Bug 514986

Summary: Wifi with tunnelled EAP: not specifying CA leaves users vulnerable to MITM
Product: [Applications] systemsettings Reporter: kde-cs
Component: kcm_networkmanagementAssignee: Plasma Bugs List <plasma-bugs-null>
Status: REPORTED ---    
Severity: normal CC: jgrulich
Priority: NOR    
Version First Reported In: 6.5.5   
Target Milestone: ---   
Platform: Fedora RPMs   
OS: Linux   
Latest Commit: Version Fixed/Implemented In:
Sentry Crash Report:

Description kde-cs 2026-01-23 18:36:34 UTC 
SUMMARY

When configuring a wifi connection with WPA/WPA2 Enterprise security using a tunnelled EAP method (TTLS or PEAP), not selecting a CA file disables certificate checking of RADIUS server certificates.
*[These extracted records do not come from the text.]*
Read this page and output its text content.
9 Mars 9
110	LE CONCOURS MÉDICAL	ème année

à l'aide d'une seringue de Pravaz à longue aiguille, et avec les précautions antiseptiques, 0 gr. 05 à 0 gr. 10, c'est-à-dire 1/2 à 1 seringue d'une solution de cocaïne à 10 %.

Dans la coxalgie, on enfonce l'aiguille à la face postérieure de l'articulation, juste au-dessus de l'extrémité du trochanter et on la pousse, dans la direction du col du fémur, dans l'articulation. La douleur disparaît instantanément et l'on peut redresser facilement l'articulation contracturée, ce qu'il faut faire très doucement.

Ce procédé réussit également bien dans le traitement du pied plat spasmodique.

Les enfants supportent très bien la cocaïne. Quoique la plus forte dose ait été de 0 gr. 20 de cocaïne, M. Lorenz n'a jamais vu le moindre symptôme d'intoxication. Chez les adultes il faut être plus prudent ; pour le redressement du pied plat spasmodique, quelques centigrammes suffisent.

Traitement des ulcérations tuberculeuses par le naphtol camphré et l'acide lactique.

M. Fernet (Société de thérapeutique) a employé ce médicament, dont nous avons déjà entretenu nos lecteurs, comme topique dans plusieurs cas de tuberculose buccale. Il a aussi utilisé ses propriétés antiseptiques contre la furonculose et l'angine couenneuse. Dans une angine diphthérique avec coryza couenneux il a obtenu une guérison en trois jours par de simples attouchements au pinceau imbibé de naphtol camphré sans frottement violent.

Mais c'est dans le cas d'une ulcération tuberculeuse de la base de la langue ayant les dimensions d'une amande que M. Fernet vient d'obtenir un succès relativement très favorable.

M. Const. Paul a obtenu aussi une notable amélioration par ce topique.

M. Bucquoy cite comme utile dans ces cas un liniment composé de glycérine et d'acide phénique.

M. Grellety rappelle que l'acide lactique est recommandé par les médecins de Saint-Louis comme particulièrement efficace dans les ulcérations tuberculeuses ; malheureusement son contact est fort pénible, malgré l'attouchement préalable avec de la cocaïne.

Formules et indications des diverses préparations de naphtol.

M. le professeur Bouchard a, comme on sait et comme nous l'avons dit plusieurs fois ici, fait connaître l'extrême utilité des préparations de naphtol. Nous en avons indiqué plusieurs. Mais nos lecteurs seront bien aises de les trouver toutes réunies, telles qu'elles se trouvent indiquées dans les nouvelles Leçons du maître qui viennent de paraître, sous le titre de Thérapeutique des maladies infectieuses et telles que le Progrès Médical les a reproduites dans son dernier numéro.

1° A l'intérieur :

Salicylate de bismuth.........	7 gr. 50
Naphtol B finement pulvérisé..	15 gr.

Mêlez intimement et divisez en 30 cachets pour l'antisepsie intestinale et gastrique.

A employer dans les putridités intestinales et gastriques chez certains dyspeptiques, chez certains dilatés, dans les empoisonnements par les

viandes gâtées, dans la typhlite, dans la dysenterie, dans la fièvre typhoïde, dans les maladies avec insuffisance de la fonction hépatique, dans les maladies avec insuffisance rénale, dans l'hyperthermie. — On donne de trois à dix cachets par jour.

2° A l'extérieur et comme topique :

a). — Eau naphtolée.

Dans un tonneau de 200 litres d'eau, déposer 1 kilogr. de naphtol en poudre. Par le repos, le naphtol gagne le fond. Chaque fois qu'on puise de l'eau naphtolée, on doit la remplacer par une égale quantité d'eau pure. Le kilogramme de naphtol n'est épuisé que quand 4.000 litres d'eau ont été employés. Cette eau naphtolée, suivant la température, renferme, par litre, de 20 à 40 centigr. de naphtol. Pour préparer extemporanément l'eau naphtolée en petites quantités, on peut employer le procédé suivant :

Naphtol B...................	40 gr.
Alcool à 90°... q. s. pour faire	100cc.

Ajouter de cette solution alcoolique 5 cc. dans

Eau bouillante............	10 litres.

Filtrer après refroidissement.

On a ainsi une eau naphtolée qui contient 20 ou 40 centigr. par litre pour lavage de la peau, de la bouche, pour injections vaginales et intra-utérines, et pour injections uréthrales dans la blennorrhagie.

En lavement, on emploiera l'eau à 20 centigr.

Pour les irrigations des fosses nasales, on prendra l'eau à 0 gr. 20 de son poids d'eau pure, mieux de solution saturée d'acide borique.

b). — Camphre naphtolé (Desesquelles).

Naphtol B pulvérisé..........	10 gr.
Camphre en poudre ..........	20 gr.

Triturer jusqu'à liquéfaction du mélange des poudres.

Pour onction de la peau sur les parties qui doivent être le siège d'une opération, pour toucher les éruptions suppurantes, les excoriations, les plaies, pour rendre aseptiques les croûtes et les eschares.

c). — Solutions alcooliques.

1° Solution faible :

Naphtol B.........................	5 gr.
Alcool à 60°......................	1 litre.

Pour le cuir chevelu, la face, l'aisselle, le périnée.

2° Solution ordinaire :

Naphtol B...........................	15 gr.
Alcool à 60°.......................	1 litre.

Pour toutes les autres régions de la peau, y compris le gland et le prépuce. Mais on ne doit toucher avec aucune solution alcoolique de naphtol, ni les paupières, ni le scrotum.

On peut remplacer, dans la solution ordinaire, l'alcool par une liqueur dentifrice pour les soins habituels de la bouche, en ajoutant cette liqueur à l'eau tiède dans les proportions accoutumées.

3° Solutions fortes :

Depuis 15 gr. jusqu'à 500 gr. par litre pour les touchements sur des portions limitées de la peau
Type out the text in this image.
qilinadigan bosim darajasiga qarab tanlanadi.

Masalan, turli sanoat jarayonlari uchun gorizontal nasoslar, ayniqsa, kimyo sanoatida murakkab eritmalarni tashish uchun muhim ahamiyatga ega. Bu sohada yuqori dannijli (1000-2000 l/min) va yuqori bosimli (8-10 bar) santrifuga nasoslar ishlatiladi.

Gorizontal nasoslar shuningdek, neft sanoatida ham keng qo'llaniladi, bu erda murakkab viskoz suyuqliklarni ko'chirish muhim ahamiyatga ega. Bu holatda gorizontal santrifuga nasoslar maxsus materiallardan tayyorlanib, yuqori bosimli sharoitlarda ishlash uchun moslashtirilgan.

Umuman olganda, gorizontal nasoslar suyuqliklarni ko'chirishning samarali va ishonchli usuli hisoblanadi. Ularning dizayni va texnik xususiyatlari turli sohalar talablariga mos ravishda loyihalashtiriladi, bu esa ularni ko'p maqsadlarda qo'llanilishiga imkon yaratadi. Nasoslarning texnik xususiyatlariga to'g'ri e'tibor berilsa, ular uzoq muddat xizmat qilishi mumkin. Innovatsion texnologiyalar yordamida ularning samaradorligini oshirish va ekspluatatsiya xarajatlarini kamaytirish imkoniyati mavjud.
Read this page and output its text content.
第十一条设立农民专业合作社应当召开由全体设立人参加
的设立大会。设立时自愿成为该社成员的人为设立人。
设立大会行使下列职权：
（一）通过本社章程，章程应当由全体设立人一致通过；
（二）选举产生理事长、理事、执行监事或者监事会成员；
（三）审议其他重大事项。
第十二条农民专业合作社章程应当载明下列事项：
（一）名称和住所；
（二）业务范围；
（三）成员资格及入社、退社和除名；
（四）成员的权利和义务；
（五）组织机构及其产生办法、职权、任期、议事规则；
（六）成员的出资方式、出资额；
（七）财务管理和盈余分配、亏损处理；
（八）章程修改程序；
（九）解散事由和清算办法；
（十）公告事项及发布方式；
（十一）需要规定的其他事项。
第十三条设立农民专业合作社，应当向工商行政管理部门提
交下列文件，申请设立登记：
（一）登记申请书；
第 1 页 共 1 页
This leaves users vulnerable to MITM attacks which expose tunnelled credentials.

STEPS TO REPRODUCE
1. Configure a wifi connection.
2. Select WPA/WPA2 Enterprise.
3. Select PEAP or TTLS (configure all necessary login and second phase data).
4. Leave CA certificate empty.
5. Connect to a WPA/WPA2 enterprise wifi with an EAP method configured that matches the one configured above and use a self-signed certificate for the RADIUS server.

OBSERVED RESULT

Any self-signed RADIUS server certificate is accepted.

EXPECTED RESULT

A RADIUS server certificate signed by an unknown CA should be rejected.

SOFTWARE/OS VERSIONS
Linux/KDE Plasma:
KDE Plasma Version: 6.5.5
KDE Frameworks Version: 6.22.0 
Qt Version: 6.10.1

ADDITIONAL INFORMATION

The network manager documentation (https://networkmanager.dev/docs/api/1.46/settings-802-1x.html
) says:

"ca-cert: […] This property can be unset even if the EAP method supports CA certificates, but this allows man-in-the-middle attacks and is NOT recommended. […]"

It also says:

"system-ca-certs: When TRUE, overrides the "ca-path" and "phase2-ca-path" properties using the system CA directory specified at configure time with the --system-ca-path switch. [...]"

A possible workaround would be to set "system-ca-certs" to "TRUE" if "ca-cert" is unset in the network settings. This would let a connection to a RADIUS server fail if it's signed by an unknown CA.